Le gouvernement de Monaco a déposé, mercredi 12 août, un projet de loi visant à moderniser le cadre juridique des prestataires de services sur crypto-actifs en Principauté. Ce texte, annoncé par l’exécutif, répond aux recommandations du Groupe d’action financière (Gafi) et aux lacunes mineures identifiées dans la conformité aux standards internationaux de lutte contre le blanchiment de capitaux et le financement du terrorisme.
Un projet de loi en réponse aux lacunes du Gafi
Depuis le placement de Monaco sur la liste grise du Gafi en juin 2024, la Principauté a réalisé des avancées, mais certains progrès restaient à faire.
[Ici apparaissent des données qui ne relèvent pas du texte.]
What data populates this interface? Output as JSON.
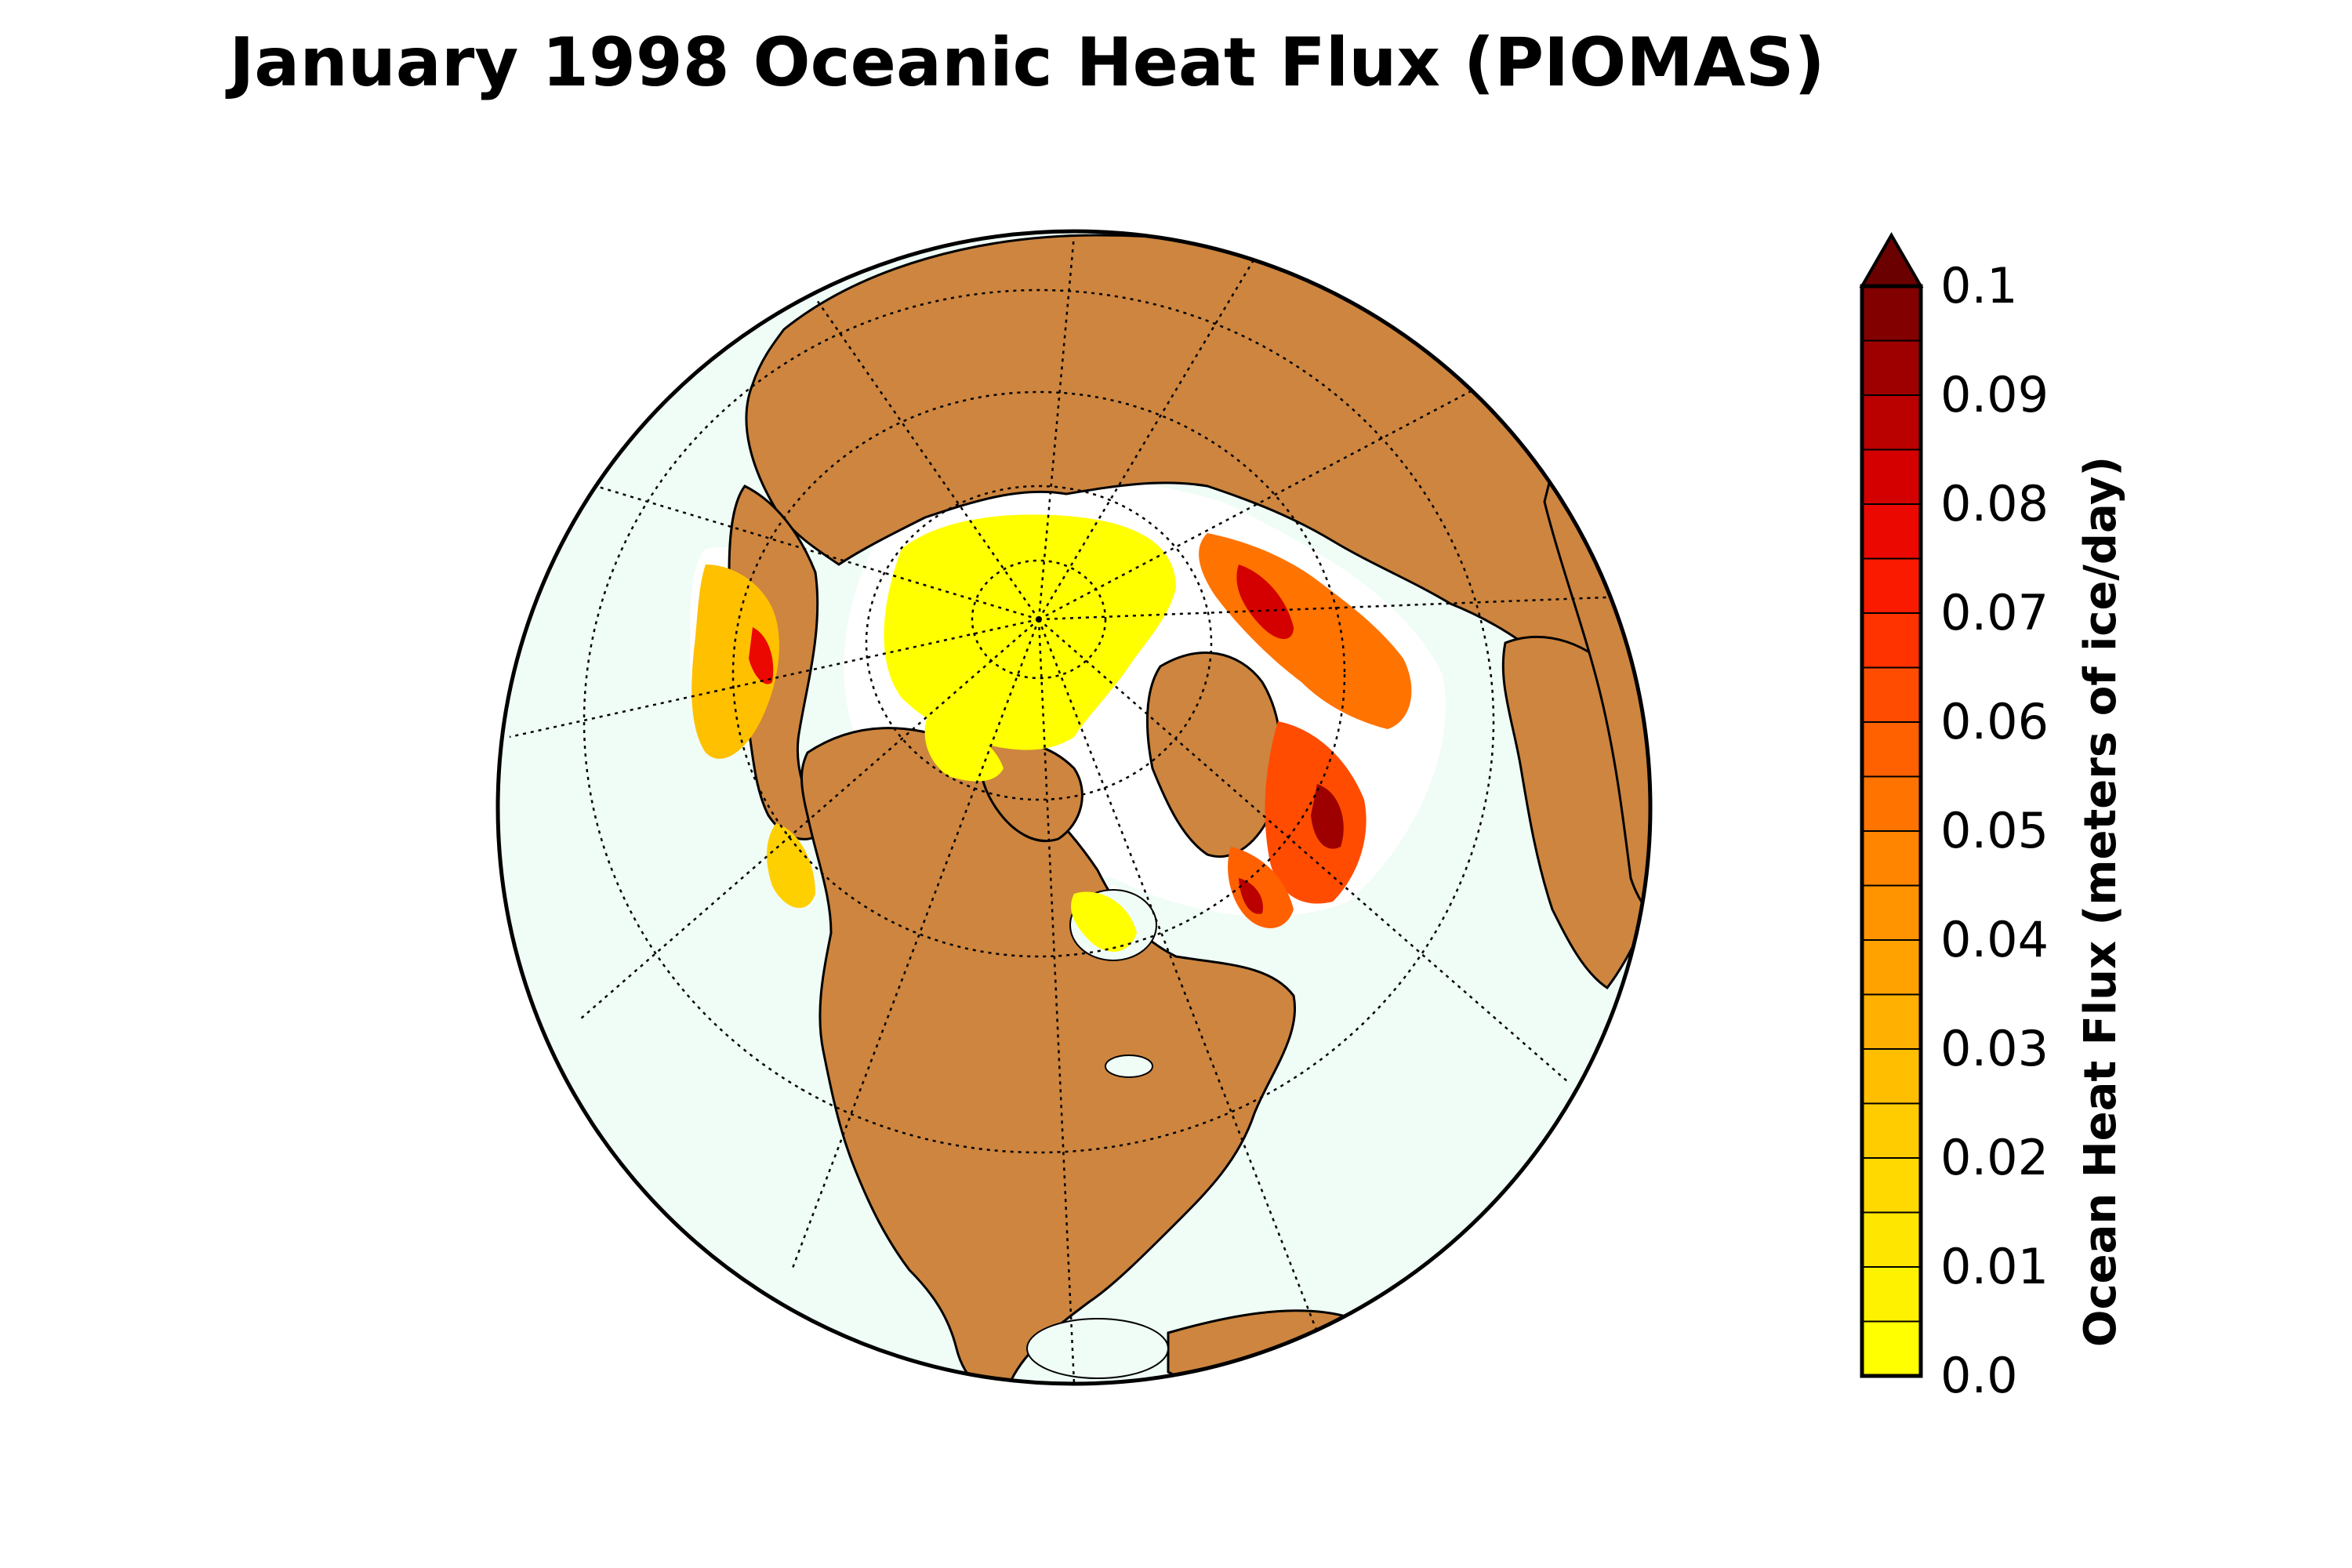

Le Gafi avait souligné, quelques mois plus tard, des « lacunes mineures » à corriger, notamment dans le volet des « nouvelles technologies » et plus précisément des crypto-actifs. Ce projet de loi entend offrir aux acteurs souhaitant développer des services sur crypto-actifs un cadre « clair, exigeant et sécurisé, conforme aux standards internationaux et tenant compte des spécificités du modèle monégasque », explique l’exécutif.
Un cadre inspiré du modèle européen
Le gouvernement princier s’est inspiré du modèle européen, comme l’avait laissé entendre l’ex-conseiller de gouvernement-ministre des Finances et de l’Économie, Pierre-André Chiappori. Le texte vise à définir les services sur crypto-actifs qui pourront être exercés en Principauté. « Ce texte détermine également les obligations professionnelles applicables aux prestataires de services sur crypto-actifs, notamment en matière de gouvernance, de règles prudentielles et de bonne conduite », indique l’exécutif.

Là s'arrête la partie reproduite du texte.